Food for thought: research like that expounded by Gabor Mate and Gordon Neufeld points to HE kids having better social skills, longterm, due to not becoming 'peer-oriented' in the way that most school kids quickly do.

Instead, they can continue to learn and take their social and behavioural cues mostly from mature adults (rather than the blind-leading-the-reckless thing that can happen among teens). This has the potential to lead to a better sense of self, higher self-esteem, an increased ability to speak up for oneself, negotiate, set boundaries firmly but kindly, make good, moral decisions, etc. HE alone does not deliver all these outcomes, of course, but it does improve the probability that children grow up more securely attached to adults who serve as moral guides and role models who can influence them more positively than their teenage peers generally can.

- freedom to be outdoors a lot more for those who choose, bringing up a generation connected with the earth. Imperative in today's world to have more people speaking up for the natural world.

- freedom to change things around as often as required, fluidity and flexibility being key skills in real life at all stages.

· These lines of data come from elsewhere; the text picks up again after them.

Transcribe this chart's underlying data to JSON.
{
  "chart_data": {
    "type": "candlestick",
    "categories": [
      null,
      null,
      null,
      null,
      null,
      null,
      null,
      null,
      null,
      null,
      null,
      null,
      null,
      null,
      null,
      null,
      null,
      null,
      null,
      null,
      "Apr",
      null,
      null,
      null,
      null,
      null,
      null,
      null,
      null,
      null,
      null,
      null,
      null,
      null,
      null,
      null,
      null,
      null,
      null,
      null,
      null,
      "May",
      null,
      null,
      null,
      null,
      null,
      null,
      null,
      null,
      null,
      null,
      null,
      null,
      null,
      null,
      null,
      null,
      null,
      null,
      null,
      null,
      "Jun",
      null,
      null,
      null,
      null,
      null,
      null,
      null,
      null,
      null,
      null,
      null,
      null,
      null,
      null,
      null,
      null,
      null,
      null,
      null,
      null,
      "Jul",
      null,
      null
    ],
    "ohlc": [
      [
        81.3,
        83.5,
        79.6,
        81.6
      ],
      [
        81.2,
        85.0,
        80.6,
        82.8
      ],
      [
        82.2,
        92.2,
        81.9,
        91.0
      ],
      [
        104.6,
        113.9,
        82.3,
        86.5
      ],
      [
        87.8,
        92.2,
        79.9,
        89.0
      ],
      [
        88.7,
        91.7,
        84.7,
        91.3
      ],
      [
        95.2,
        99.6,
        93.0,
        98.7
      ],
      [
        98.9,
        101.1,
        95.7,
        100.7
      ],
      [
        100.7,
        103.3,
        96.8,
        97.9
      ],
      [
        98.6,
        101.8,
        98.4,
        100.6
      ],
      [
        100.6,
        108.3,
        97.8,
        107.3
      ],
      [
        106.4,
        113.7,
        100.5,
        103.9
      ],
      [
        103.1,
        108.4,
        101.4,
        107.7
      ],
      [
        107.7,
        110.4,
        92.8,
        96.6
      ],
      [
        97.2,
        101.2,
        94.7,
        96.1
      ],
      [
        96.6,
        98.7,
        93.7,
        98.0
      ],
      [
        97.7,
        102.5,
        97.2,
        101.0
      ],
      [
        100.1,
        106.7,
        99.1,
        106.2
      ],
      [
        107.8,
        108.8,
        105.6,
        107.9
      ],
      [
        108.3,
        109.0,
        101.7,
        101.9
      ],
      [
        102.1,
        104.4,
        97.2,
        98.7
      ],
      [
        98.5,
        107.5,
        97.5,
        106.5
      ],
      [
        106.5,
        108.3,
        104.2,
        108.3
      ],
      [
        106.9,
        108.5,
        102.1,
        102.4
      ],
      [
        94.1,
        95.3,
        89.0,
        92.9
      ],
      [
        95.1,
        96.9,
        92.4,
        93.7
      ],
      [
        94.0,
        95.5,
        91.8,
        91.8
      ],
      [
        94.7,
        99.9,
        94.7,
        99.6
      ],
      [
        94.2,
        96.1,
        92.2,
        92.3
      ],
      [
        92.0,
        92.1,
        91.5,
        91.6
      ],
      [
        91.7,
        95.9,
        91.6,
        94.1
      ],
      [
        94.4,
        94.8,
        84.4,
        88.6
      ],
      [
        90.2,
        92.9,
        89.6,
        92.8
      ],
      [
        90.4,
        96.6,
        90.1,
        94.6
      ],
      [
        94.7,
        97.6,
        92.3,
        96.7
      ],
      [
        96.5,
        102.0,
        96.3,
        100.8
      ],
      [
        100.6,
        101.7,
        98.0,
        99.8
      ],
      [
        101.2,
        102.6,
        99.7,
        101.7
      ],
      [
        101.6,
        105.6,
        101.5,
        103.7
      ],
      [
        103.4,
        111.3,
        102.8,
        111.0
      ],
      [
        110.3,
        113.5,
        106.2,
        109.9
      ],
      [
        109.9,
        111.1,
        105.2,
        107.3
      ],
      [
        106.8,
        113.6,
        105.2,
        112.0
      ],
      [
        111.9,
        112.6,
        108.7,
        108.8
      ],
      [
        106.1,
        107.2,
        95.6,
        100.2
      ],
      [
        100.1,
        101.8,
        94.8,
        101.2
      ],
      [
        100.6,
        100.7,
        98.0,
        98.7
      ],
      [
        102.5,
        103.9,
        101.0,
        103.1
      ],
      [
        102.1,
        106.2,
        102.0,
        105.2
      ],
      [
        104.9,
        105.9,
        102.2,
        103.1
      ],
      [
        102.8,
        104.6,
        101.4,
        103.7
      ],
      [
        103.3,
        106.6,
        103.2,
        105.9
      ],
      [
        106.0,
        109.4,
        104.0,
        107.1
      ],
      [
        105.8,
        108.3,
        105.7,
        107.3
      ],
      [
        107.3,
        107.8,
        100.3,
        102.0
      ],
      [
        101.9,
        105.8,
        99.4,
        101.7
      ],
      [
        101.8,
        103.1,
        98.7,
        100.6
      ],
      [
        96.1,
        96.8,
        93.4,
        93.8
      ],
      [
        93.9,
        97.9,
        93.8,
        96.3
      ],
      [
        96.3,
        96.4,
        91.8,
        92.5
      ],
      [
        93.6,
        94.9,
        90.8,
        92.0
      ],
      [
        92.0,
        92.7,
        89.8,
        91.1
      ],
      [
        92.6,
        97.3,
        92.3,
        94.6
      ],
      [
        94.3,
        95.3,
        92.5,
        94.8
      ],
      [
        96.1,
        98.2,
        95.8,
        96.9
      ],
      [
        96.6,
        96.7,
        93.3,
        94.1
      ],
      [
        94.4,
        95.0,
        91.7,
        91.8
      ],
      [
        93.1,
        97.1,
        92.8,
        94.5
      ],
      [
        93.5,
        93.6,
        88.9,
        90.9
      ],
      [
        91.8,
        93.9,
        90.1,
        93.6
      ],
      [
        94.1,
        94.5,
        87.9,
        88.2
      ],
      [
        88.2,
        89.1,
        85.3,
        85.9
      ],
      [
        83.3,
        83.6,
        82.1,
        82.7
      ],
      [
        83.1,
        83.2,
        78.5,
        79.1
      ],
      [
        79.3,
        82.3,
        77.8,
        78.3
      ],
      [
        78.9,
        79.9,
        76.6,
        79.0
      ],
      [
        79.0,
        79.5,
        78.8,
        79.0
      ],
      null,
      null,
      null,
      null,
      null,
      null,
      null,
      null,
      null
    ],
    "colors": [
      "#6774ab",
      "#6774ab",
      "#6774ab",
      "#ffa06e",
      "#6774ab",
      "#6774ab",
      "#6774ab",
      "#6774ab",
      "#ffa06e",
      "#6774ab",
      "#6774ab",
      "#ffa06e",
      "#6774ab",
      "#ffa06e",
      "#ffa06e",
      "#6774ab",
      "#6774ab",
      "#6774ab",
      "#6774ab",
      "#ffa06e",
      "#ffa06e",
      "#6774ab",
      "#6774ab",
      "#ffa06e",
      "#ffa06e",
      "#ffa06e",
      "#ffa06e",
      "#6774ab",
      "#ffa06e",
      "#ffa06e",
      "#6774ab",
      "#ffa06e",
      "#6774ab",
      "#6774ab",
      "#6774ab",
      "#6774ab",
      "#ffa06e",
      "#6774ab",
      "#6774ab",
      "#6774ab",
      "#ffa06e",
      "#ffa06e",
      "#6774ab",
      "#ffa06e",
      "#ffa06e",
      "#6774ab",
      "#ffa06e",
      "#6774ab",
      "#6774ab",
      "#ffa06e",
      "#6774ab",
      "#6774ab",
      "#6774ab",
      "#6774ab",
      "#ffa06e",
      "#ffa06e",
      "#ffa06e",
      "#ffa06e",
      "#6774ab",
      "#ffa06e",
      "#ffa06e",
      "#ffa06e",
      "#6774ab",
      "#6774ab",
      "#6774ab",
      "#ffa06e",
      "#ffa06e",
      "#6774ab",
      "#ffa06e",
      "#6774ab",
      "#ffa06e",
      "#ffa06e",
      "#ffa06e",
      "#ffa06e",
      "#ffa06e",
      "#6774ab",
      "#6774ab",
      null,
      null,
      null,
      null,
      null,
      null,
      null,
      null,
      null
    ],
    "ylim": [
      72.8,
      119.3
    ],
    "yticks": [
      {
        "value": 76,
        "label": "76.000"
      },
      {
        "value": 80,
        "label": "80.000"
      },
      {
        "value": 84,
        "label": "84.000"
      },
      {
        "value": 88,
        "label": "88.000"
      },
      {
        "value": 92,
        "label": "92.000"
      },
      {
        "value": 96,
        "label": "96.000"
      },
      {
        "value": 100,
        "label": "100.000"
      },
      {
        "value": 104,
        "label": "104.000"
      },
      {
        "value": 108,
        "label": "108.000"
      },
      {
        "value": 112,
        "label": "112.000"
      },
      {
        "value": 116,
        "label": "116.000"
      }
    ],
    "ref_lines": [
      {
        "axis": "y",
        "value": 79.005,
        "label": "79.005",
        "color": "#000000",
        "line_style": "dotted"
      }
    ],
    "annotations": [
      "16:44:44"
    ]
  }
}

- when more children are allowed to follow their passions and create niche areas of work in many cases, we are creating the potential for a society where there are more happy and fulfilled people, where there are skills and talents in a multitude of arenas, a society with knowledge that is shared, a give and take rather than the dog eat dog world of competition. Not saying HE is the only avenue through which this almost "utopian" world is possible nor is it possible in one or two generations, but it creates a possibility over time.

Annex 4: Experiences with the LA

They wanted more information and was even a bit rude about 'is she even getting a full education' it was frustrating as I hadn’t really chosen to home educate. I was left with no choice after years of school refusal and no support. The LA was quick to tell me all the things I should be doing but couldn’t offer any advice regarding any support with special educational needs support.

Annex 5: Comments on support

Fortunately we have been able to save and are able to do this but if shouldn’t be this difficult or expensive. Many children were let down again over the summer with no predicted grades after being let down by the school system in the first place. If every child deserves an education suited to their ability and aptitude then why are they making it so much harder for us to facilitate. In my opinion every area should have exam centres available and free to use for home educators. Or at least pay what schools pay about £30 per exam, not 150 or more in a lot of cases. I also think lab equipment should be made available, or a slot system to do lab work at a school.